An analysis of the UK insurance industry, however, reveals an absence of media performance measures in the online environment that adequately capture the synergistic contribution of different channels. Insurers either do not capture the media source from online visitors or employ a ‘last-in wins’ methodology. This is despite the industry spending tens of millions on pounds on advertising each year across a broad and diverse range of media channels, where a majority of business is now transacted online, and where accurate calculations of ROI are critical to optimising future media planning and advertising decisions.

This study has sought to establish if an alternative method of measuring media performance can be deployed within an online environment, which more accurately attributes the synergistic contribution of different media strands to integrated marketing campaigns, without being too onerous on Website visitors.

In the absence of such a measure, companies are potentially ignoring the influence of cross-media exposure and resorting to more subjective methods of extrapolating media performance.
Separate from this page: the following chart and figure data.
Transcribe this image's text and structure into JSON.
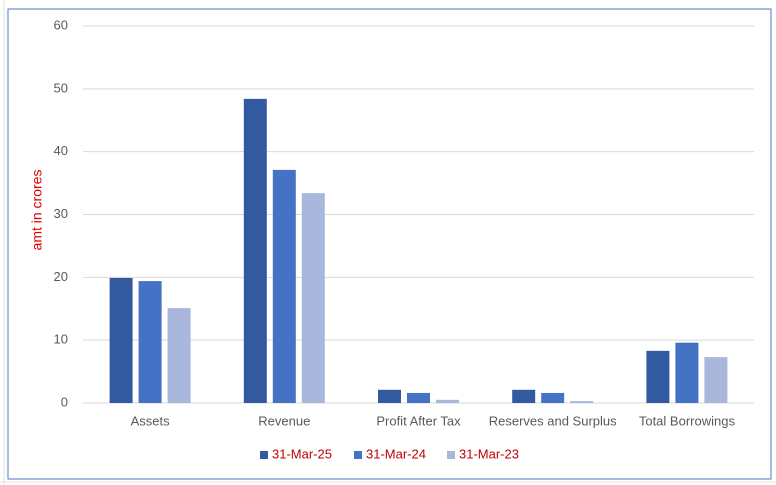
{
  "chart_data": {
    "type": "bar",
    "y_label": "amt in crores",
    "categories": [
      "Assets",
      "Revenue",
      "Profit After Tax",
      "Reserves and Surplus",
      "Total Borrowings"
    ],
    "series": [
      {
        "name": "31-Mar-25",
        "color": "#335aa1",
        "values": [
          19.9,
          48.4,
          2.1,
          2.1,
          8.3
        ]
      },
      {
        "name": "31-Mar-24",
        "color": "#4472c4",
        "values": [
          19.4,
          37.1,
          1.6,
          1.6,
          9.6
        ]
      },
      {
        "name": "31-Mar-23",
        "color": "#a9b7dc",
        "values": [
          15.1,
          33.4,
          0.5,
          0.3,
          7.3
        ]
      }
    ],
    "ylim": [
      0,
      60
    ],
    "yticks": [
      0,
      10,
      20,
      30,
      40,
      50,
      60
    ],
    "grid": true,
    "legend": "bottom",
    "legend_text_color": "#c00000",
    "y_label_color": "#e00000"
  }
}
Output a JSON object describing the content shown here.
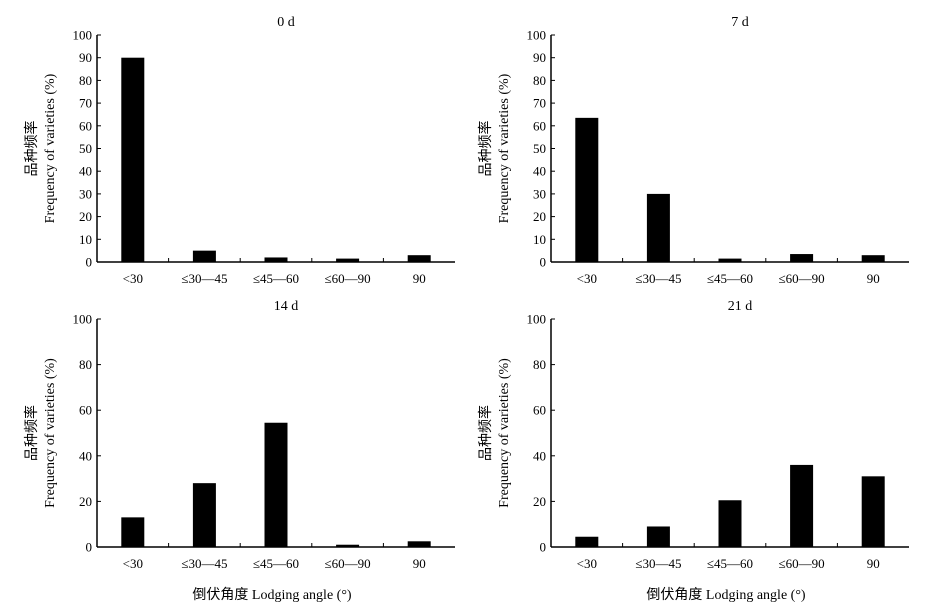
{
  "chart_data": [
    {
      "type": "bar",
      "title": "0 d",
      "ylabel_cn": "品种频率",
      "ylabel": "Frequency of varieties (%)",
      "xlabel": "",
      "categories": [
        "<30",
        "≤30—45",
        "≤45—60",
        "≤60—90",
        "90"
      ],
      "values": [
        90,
        5,
        2,
        1.5,
        3
      ],
      "yticks": [
        0,
        10,
        20,
        30,
        40,
        50,
        60,
        70,
        80,
        90,
        100
      ],
      "ylim": [
        0,
        100
      ],
      "grid": false,
      "bar_color": "#000000"
    },
    {
      "type": "bar",
      "title": "7 d",
      "ylabel_cn": "品种频率",
      "ylabel": "Frequency of varieties (%)",
      "xlabel": "",
      "categories": [
        "<30",
        "≤30—45",
        "≤45—60",
        "≤60—90",
        "90"
      ],
      "values": [
        63.5,
        30,
        1.5,
        3.5,
        3
      ],
      "yticks": [
        0,
        10,
        20,
        30,
        40,
        50,
        60,
        70,
        80,
        90,
        100
      ],
      "ylim": [
        0,
        100
      ],
      "grid": false,
      "bar_color": "#000000"
    },
    {
      "type": "bar",
      "title": "14 d",
      "ylabel_cn": "品种频率",
      "ylabel": "Frequency of varieties (%)",
      "xlabel": "倒伏角度 Lodging angle (°)",
      "categories": [
        "<30",
        "≤30—45",
        "≤45—60",
        "≤60—90",
        "90"
      ],
      "values": [
        13,
        28,
        54.5,
        1,
        2.5
      ],
      "yticks": [
        0,
        20,
        40,
        60,
        80,
        100
      ],
      "ylim": [
        0,
        100
      ],
      "grid": false,
      "bar_color": "#000000"
    },
    {
      "type": "bar",
      "title": "21 d",
      "ylabel_cn": "品种频率",
      "ylabel": "Frequency of varieties (%)",
      "xlabel": "倒伏角度 Lodging angle (°)",
      "categories": [
        "<30",
        "≤30—45",
        "≤45—60",
        "≤60—90",
        "90"
      ],
      "values": [
        4.5,
        9,
        20.5,
        36,
        31
      ],
      "yticks": [
        0,
        20,
        40,
        60,
        80,
        100
      ],
      "ylim": [
        0,
        100
      ],
      "grid": false,
      "bar_color": "#000000"
    }
  ]
}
As these methods are not consumer-defined and tend to rely on broad assumptions, they may not correlate with the multiple measurement approach proposed in the current study.
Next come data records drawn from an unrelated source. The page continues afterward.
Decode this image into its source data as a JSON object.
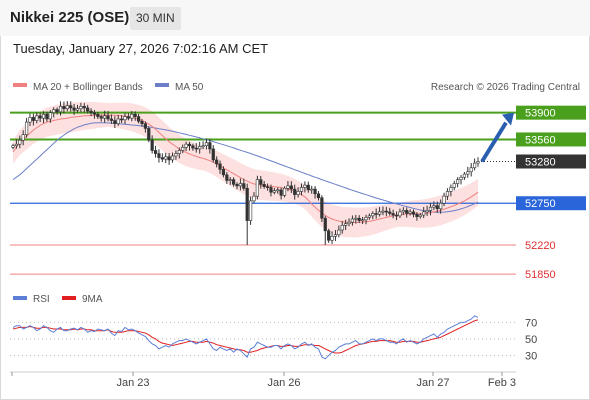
{
  "header": {
    "title": "Nikkei 225 (OSE)",
    "timeframe": "30 MIN",
    "timestamp": "Tuesday, January 27, 2026 7:02:16 AM CET"
  },
  "legend": {
    "bollinger": "MA 20 + Bollinger Bands",
    "ma50": "MA 50",
    "copyright": "Research © 2026 Trading Central",
    "rsi": "RSI",
    "rsi_ma": "9MA"
  },
  "colors": {
    "candle": "#333333",
    "ma20": "#f08080",
    "bands_fill": "#fde0e0",
    "ma50": "#6a7fc8",
    "resistance": "#4aa01c",
    "pivot": "#2a66d9",
    "support": "#f08080",
    "last": "#333333",
    "arrow": "#2a5fb0",
    "rsi": "#5b7fd6",
    "rsi_ma": "#e02020"
  },
  "chart_data": [
    {
      "type": "candlestick",
      "title": "Nikkei 225 (OSE)",
      "timeframe": "30 MIN",
      "x_ticks": [
        "Jan 23",
        "Jan 26",
        "Jan 27",
        "Feb 3"
      ],
      "ylim": [
        51750,
        54010
      ],
      "price_levels": [
        {
          "value": 53900,
          "label": "53900",
          "kind": "resistance"
        },
        {
          "value": 53560,
          "label": "53560",
          "kind": "resistance"
        },
        {
          "value": 53280,
          "label": "53280",
          "kind": "last"
        },
        {
          "value": 52750,
          "label": "52750",
          "kind": "pivot"
        },
        {
          "value": 52220,
          "label": "52220",
          "kind": "support"
        },
        {
          "value": 51850,
          "label": "51850",
          "kind": "support"
        }
      ],
      "close": [
        53480,
        53500,
        53550,
        53620,
        53780,
        53840,
        53800,
        53860,
        53830,
        53880,
        53820,
        53900,
        53940,
        53910,
        53980,
        53950,
        53990,
        53960,
        53930,
        53950,
        53980,
        53960,
        53920,
        53900,
        53880,
        53850,
        53830,
        53860,
        53820,
        53800,
        53760,
        53820,
        53810,
        53850,
        53830,
        53880,
        53850,
        53790,
        53760,
        53700,
        53550,
        53420,
        53380,
        53330,
        53310,
        53340,
        53300,
        53350,
        53380,
        53420,
        53460,
        53500,
        53480,
        53450,
        53440,
        53470,
        53480,
        53520,
        53440,
        53300,
        53250,
        53180,
        53110,
        53040,
        53050,
        52990,
        52970,
        53000,
        52940,
        52530,
        52780,
        52840,
        53050,
        52990,
        52960,
        52950,
        52890,
        52910,
        52920,
        52850,
        52940,
        52970,
        52930,
        52860,
        52900,
        52950,
        52980,
        52920,
        52930,
        52870,
        52820,
        52560,
        52400,
        52280,
        52330,
        52350,
        52410,
        52470,
        52490,
        52510,
        52550,
        52560,
        52530,
        52540,
        52570,
        52590,
        52620,
        52610,
        52640,
        52650,
        52640,
        52620,
        52600,
        52590,
        52640,
        52660,
        52620,
        52640,
        52610,
        52580,
        52600,
        52640,
        52660,
        52700,
        52720,
        52680,
        52750,
        52840,
        52900,
        52950,
        53000,
        53050,
        53080,
        53120,
        53150,
        53200,
        53260,
        53280
      ],
      "ma20": [
        53400,
        53460,
        53520,
        53560,
        53600,
        53640,
        53680,
        53710,
        53740,
        53760,
        53780,
        53790,
        53800,
        53810,
        53820,
        53825,
        53830,
        53840,
        53845,
        53850,
        53855,
        53860,
        53862,
        53864,
        53866,
        53868,
        53869,
        53870,
        53870,
        53868,
        53866,
        53864,
        53860,
        53855,
        53850,
        53840,
        53830,
        53815,
        53800,
        53780,
        53755,
        53725,
        53690,
        53650,
        53610,
        53570,
        53530,
        53500,
        53470,
        53440,
        53415,
        53395,
        53375,
        53360,
        53345,
        53330,
        53320,
        53305,
        53290,
        53270,
        53250,
        53225,
        53200,
        53175,
        53150,
        53125,
        53100,
        53075,
        53050,
        53030,
        53010,
        52995,
        52985,
        52980,
        52975,
        52970,
        52965,
        52960,
        52955,
        52950,
        52940,
        52930,
        52915,
        52900,
        52880,
        52860,
        52830,
        52790,
        52740,
        52700,
        52660,
        52625,
        52595,
        52570,
        52550,
        52535,
        52525,
        52515,
        52510,
        52508,
        52505,
        52505,
        52508,
        52510,
        52515,
        52520,
        52530,
        52540,
        52550,
        52560,
        52570,
        52580,
        52590,
        52598,
        52605,
        52610,
        52612,
        52614,
        52615,
        52615,
        52616,
        52620,
        52625,
        52630,
        52640,
        52650,
        52660,
        52675,
        52690,
        52705,
        52720,
        52740,
        52760,
        52780,
        52805,
        52830,
        52860,
        52890
      ],
      "ma50": [
        53050,
        53080,
        53110,
        53150,
        53190,
        53230,
        53270,
        53310,
        53350,
        53390,
        53430,
        53470,
        53510,
        53550,
        53585,
        53615,
        53645,
        53670,
        53695,
        53715,
        53730,
        53745,
        53755,
        53765,
        53770,
        53772,
        53773,
        53772,
        53770,
        53767,
        53764,
        53760,
        53756,
        53752,
        53748,
        53744,
        53740,
        53736,
        53731,
        53725,
        53719,
        53712,
        53705,
        53697,
        53689,
        53681,
        53673,
        53664,
        53654,
        53644,
        53634,
        53624,
        53613,
        53602,
        53591,
        53580,
        53568,
        53556,
        53544,
        53532,
        53519,
        53506,
        53493,
        53480,
        53466,
        53452,
        53438,
        53424,
        53410,
        53396,
        53381,
        53366,
        53351,
        53336,
        53320,
        53304,
        53288,
        53272,
        53256,
        53240,
        53224,
        53208,
        53192,
        53176,
        53160,
        53144,
        53128,
        53112,
        53096,
        53080,
        53065,
        53050,
        53035,
        53020,
        53005,
        52990,
        52975,
        52960,
        52945,
        52930,
        52915,
        52900,
        52886,
        52872,
        52858,
        52844,
        52830,
        52817,
        52804,
        52791,
        52778,
        52766,
        52754,
        52742,
        52730,
        52718,
        52707,
        52696,
        52685,
        52674,
        52664,
        52655,
        52648,
        52642,
        52638,
        52636,
        52636,
        52638,
        52642,
        52648,
        52656,
        52666,
        52678,
        52692,
        52708,
        52725,
        52744,
        52764
      ]
    },
    {
      "type": "line",
      "title": "RSI",
      "y_ticks": [
        70,
        50,
        30
      ],
      "ylim": [
        10,
        85
      ],
      "series": [
        {
          "name": "RSI",
          "values": [
            64,
            66,
            66,
            62,
            64,
            66,
            64,
            60,
            62,
            66,
            64,
            60,
            58,
            62,
            64,
            60,
            60,
            62,
            63,
            61,
            64,
            62,
            58,
            60,
            59,
            62,
            61,
            60,
            62,
            57,
            54,
            60,
            59,
            64,
            61,
            62,
            60,
            57,
            55,
            53,
            48,
            44,
            42,
            38,
            40,
            42,
            40,
            44,
            46,
            48,
            48,
            50,
            48,
            46,
            44,
            46,
            48,
            50,
            44,
            38,
            36,
            40,
            38,
            36,
            38,
            34,
            38,
            36,
            32,
            28,
            38,
            40,
            46,
            44,
            42,
            40,
            40,
            42,
            42,
            38,
            42,
            44,
            42,
            38,
            40,
            44,
            46,
            42,
            44,
            40,
            38,
            28,
            26,
            30,
            34,
            36,
            40,
            42,
            44,
            44,
            46,
            48,
            44,
            44,
            46,
            48,
            50,
            48,
            50,
            50,
            48,
            46,
            46,
            44,
            48,
            50,
            46,
            48,
            46,
            44,
            46,
            50,
            52,
            54,
            56,
            52,
            56,
            58,
            62,
            64,
            66,
            68,
            70,
            70,
            72,
            74,
            78,
            76
          ]
        },
        {
          "name": "9MA",
          "values": [
            62,
            63,
            64,
            64,
            64,
            65,
            64,
            63,
            63,
            64,
            64,
            63,
            62,
            62,
            62,
            61,
            61,
            61,
            62,
            61,
            62,
            62,
            61,
            61,
            60,
            60,
            60,
            60,
            61,
            59,
            58,
            58,
            58,
            59,
            60,
            60,
            60,
            59,
            58,
            57,
            55,
            52,
            50,
            47,
            45,
            44,
            43,
            42,
            43,
            44,
            45,
            46,
            47,
            47,
            46,
            46,
            46,
            47,
            46,
            45,
            43,
            42,
            41,
            40,
            39,
            38,
            37,
            37,
            36,
            34,
            34,
            35,
            36,
            38,
            39,
            40,
            41,
            42,
            42,
            41,
            41,
            42,
            42,
            41,
            41,
            42,
            43,
            43,
            43,
            42,
            42,
            40,
            38,
            36,
            34,
            33,
            33,
            34,
            36,
            38,
            40,
            42,
            43,
            44,
            45,
            46,
            47,
            47,
            48,
            48,
            48,
            48,
            47,
            46,
            46,
            47,
            47,
            47,
            47,
            46,
            46,
            47,
            48,
            49,
            50,
            51,
            52,
            54,
            56,
            58,
            60,
            62,
            64,
            66,
            68,
            70,
            72,
            73
          ]
        }
      ]
    }
  ]
}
In comparing extant approaches to measuring media channel performance with that proposed in this study, there is evidence of a significant difference in the outcome of either approach. This is important on two grounds. First, it demonstrates that the manner in which media channel performance is measured can affect the results with implications for future media planning decisions. Second, it offers an alternative (or supplemental) approach to measuring media channel performance that recognises the contribution of each strand and which incorporates the effects of synergy.

The findings of this study suggest that a more refined approach to measuring media performance is possible, yielding different and possibly more accurate results, compared with current approaches. Testing the new approach on a larger sample size, comparing it with current ‘last-in wins’ approaches and extending it to other online environments would provide additional evidence for its usefulness.

The results of this study thus expand the range of possibilities for measuring media channel performance, while offering guidance for the next step in developing a more sophisticated model-based approach to media planning that quantitatively incorporates synergies between media channels.